= Hendrika Hofhuis =

Dutch accused witch

Hendrika Hofhuis (1780–1849), was a Dutch woman, famous for being put on trial for witchcraft in 1823. While this was not a real witch trial, she was the last person to be formally charged with such a crime in the Netherlands.

==Life==
Hofhuis was born to a farmer and married to a farmer in Deldenerbroek.

In 1823, she contacted the authorities and demanded to be tried by water for witchcraft, in order to clear her name for the rumours of sorcery that were circulating about her. She had been turned away from a sick child's bed because she was said to be responsible.
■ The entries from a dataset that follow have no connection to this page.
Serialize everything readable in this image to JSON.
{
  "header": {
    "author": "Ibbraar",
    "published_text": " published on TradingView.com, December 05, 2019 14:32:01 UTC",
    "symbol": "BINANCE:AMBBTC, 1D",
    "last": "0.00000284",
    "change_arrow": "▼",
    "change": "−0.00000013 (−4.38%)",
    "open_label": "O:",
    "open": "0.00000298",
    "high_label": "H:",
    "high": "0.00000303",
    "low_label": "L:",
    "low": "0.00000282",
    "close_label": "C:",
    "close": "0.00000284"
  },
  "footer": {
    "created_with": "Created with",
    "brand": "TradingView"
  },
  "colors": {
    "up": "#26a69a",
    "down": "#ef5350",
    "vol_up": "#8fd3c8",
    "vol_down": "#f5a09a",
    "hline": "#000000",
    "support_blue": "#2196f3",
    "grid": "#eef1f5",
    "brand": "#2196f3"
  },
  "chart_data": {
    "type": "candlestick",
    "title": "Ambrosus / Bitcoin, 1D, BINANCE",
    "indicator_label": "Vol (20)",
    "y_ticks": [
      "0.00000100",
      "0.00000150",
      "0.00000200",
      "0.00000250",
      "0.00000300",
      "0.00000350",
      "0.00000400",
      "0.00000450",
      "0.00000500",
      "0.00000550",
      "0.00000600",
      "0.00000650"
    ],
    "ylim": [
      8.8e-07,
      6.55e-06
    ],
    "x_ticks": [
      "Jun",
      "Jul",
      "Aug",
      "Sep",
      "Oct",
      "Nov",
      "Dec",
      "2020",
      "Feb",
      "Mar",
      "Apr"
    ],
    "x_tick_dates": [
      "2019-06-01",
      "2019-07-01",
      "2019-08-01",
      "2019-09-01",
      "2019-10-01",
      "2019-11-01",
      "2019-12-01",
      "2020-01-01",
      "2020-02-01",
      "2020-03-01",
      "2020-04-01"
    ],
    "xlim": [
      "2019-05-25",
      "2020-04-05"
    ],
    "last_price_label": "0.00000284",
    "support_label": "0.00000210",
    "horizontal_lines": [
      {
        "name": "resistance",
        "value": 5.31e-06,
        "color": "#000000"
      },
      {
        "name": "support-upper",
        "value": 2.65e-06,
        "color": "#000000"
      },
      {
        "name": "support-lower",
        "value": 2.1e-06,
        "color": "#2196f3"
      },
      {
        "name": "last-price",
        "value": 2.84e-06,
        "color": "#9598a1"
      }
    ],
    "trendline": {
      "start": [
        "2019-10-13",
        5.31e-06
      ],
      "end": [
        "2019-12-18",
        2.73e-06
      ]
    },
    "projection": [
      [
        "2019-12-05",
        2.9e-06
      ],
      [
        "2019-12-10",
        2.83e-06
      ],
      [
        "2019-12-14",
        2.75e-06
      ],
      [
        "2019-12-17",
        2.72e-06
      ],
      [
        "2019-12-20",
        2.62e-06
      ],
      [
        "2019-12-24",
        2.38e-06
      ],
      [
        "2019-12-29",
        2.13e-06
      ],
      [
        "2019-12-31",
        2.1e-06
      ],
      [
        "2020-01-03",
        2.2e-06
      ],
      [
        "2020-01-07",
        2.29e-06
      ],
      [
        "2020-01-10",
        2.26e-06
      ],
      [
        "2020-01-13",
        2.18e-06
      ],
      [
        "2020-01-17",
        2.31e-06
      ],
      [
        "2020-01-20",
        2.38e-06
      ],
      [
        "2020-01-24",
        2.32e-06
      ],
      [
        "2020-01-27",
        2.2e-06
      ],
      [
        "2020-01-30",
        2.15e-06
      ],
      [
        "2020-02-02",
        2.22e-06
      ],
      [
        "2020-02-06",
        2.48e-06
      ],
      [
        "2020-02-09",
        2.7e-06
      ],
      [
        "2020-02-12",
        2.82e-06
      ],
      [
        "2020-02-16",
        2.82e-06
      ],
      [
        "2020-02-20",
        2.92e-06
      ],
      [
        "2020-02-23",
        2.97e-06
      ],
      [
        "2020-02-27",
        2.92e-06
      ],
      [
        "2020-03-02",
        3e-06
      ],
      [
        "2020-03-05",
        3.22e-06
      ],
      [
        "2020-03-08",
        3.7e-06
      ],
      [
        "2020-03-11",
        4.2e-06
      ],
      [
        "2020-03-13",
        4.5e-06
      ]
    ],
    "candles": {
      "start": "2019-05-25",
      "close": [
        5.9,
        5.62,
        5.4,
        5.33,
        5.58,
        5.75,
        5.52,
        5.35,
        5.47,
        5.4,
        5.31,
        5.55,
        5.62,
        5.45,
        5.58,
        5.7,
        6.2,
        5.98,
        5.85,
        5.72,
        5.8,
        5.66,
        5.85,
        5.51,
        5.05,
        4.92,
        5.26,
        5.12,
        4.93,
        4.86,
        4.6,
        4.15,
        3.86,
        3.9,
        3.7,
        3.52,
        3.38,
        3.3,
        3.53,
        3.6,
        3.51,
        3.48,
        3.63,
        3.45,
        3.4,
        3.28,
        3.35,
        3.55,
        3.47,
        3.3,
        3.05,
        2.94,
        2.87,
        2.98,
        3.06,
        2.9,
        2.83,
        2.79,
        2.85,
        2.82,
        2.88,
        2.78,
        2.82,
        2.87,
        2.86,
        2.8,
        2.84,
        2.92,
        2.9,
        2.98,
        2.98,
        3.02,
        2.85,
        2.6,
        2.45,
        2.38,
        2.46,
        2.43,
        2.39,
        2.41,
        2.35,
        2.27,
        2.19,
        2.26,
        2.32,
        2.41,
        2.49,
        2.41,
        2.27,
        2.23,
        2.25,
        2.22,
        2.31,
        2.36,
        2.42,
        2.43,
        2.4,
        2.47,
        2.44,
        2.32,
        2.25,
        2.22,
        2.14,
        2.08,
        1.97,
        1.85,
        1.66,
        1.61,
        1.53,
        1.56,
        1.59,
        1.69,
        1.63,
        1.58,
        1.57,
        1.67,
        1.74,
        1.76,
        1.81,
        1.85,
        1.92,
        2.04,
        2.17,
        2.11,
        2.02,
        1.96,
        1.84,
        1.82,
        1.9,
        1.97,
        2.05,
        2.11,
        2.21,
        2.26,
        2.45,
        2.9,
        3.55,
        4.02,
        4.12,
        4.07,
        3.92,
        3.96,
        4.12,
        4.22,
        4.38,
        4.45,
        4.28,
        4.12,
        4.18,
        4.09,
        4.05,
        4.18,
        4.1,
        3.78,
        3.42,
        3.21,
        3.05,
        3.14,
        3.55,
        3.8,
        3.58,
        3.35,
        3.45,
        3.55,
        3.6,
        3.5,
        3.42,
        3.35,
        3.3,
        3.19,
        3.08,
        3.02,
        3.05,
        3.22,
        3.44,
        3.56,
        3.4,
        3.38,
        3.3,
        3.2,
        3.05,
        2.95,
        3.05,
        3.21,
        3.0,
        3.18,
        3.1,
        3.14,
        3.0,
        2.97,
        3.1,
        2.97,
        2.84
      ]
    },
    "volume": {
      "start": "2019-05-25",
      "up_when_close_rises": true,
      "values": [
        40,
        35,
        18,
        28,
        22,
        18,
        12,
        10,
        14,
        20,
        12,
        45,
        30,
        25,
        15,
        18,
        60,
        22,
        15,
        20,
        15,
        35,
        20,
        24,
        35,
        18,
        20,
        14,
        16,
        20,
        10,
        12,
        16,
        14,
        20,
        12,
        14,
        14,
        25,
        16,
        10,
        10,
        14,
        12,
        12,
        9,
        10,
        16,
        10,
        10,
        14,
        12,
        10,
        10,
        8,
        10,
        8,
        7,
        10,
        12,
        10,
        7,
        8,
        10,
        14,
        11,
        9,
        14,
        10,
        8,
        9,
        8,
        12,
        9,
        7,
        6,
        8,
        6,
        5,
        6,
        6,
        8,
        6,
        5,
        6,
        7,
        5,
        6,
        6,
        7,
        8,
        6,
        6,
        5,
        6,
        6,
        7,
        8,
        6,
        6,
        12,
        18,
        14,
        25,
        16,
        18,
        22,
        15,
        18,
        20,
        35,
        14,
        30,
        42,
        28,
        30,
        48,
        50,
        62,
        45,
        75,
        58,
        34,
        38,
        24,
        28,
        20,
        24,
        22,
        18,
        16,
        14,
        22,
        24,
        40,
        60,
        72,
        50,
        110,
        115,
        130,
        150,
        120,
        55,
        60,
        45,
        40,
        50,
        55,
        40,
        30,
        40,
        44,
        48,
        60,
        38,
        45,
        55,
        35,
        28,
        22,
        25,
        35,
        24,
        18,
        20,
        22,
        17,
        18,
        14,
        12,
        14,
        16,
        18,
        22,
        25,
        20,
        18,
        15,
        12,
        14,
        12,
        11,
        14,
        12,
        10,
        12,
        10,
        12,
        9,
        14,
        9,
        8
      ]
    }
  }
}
The rumours had increased to such a degree that her own children suspected her.

The Dutch authorities did no longer believe in witchcraft. However, while witch trials, at this point, had not been conducted in the Netherlands for over a century, the law which made witchcraft illegal had never been abolished, and thus made it possible to conduct such an investigation. Hofhuis demanded to be charged so that she may be able to clear her name in the eyes of her neighbours, thus ending the slander against her. The authorities agreed to her request to assist her. While not actually a witch trial, as the authorities merely allowed her this to end the harassment from her neighbors, it can nevertheless be regarded as the last event resembling a formal witch trial in the Netherlands.

The ordeal by water was by tradition able to clear a person suspected of sorcery by a demonstration that she could not float on water. The authorities approved her demand and referred to the fact that the accused had initiated to be tried by ordeal for witchcraft on her own accord. She invited the whole village to witness the ordeal. During the ordeal, she sunk below the water, and thereby cleared herself from all suspicions.

The case attracted great attention in contemporary European press and literature.